India, which has one of the biggest and most vibrant family business sectors in the world, is proving a big draw for international advisory firms as they take advantage of the surge in business restructuring in the country.
That’s according to one of the country’s leading authorities on family businesses, Professor Kavil Ramachandran of the Indian School of Business. “Consultants are very active in the family business space in India,” he says. “They find the country is a greenfield and are working with many family businesses in areas like constructing family agreements.”
Ramachandran adds that many of the consultants are from the big professional services groups like KPMG, PWC and EY, but also management consultants McKinsey and the Boston Consulting Group. Peter Leach, global leader for family enterprise consulting at Deloitte, has built up many connections with Indian family businesses, says Ramachandran, and is indicative of the quality of consultants working in the country. Many others are following his lead.
Demand for these services is being driven by changes going on in the sector, says Ramachandran. “Family businesses in India are moving from informal structures around family relationships within the business to more professional structures. And they are seeking consultants to help them go down the professional path.”
“Their governance capabilities are limited and family businesses in India often don’t have the soft skills to avoid conflict in their companies,” he says.

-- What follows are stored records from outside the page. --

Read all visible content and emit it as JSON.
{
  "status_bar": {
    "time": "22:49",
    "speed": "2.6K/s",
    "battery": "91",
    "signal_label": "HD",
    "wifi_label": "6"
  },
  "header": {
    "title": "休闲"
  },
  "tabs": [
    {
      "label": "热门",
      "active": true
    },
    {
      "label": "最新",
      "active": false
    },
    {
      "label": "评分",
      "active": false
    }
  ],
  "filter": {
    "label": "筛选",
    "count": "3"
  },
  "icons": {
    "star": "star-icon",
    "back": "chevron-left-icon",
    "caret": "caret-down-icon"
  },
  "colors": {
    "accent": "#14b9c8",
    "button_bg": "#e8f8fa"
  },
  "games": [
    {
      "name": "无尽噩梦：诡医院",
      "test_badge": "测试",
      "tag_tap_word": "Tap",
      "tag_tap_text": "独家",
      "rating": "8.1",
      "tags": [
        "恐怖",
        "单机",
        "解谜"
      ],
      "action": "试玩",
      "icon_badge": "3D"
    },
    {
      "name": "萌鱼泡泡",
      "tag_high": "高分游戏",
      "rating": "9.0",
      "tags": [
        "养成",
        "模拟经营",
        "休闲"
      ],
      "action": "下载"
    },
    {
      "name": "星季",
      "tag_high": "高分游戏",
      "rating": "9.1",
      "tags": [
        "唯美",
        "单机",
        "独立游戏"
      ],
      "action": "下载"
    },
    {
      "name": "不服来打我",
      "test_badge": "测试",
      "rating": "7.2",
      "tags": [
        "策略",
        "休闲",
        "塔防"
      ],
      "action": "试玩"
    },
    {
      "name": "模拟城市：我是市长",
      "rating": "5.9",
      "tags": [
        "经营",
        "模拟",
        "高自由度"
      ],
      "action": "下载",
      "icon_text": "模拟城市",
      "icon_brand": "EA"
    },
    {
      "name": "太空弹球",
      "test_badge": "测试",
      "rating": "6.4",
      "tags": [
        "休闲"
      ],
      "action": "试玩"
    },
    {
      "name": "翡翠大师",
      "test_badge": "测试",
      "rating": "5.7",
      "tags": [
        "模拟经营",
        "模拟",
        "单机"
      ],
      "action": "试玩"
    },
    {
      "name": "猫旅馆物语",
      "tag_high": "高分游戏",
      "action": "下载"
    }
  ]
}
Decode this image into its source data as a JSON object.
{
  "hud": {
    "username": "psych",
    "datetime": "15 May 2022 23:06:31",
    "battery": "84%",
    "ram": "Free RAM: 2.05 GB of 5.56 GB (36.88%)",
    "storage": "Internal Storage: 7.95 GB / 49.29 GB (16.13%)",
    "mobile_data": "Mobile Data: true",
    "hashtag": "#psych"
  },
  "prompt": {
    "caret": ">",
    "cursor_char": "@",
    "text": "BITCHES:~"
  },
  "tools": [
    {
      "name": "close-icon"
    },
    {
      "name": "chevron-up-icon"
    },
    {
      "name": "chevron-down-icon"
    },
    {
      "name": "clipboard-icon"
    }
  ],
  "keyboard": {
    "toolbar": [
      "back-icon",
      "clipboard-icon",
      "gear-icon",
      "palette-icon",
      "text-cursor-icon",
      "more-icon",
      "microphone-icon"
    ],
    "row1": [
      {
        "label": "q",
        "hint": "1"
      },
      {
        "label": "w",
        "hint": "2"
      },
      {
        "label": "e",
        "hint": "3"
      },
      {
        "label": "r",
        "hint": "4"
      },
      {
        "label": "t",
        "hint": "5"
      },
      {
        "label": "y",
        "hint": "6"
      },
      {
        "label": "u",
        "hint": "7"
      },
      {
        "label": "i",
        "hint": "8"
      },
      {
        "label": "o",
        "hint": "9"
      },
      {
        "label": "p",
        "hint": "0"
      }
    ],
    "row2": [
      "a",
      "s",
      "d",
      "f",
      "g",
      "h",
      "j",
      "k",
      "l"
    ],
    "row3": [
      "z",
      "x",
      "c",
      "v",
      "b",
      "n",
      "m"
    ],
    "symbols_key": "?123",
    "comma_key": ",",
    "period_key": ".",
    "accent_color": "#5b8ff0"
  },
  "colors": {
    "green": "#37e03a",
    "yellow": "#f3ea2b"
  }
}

Even when families have set up constitutions and family agreements in some cases they haven’t thought through the process. “They need consultants to help them put the necessary processes in place so family agreements actually work,” says Ramachandran. He adds that demand is particularly strong among the mid-market family businesses in India, which are moving to more professional arrangements after years of relying on trust for their arrangements between family members and the company they own.
Often international groups have long-established relationships with these businesses through providing other services in the past. “So, when it comes to consulting services, they are able to get easy openings,” says Ramachandran.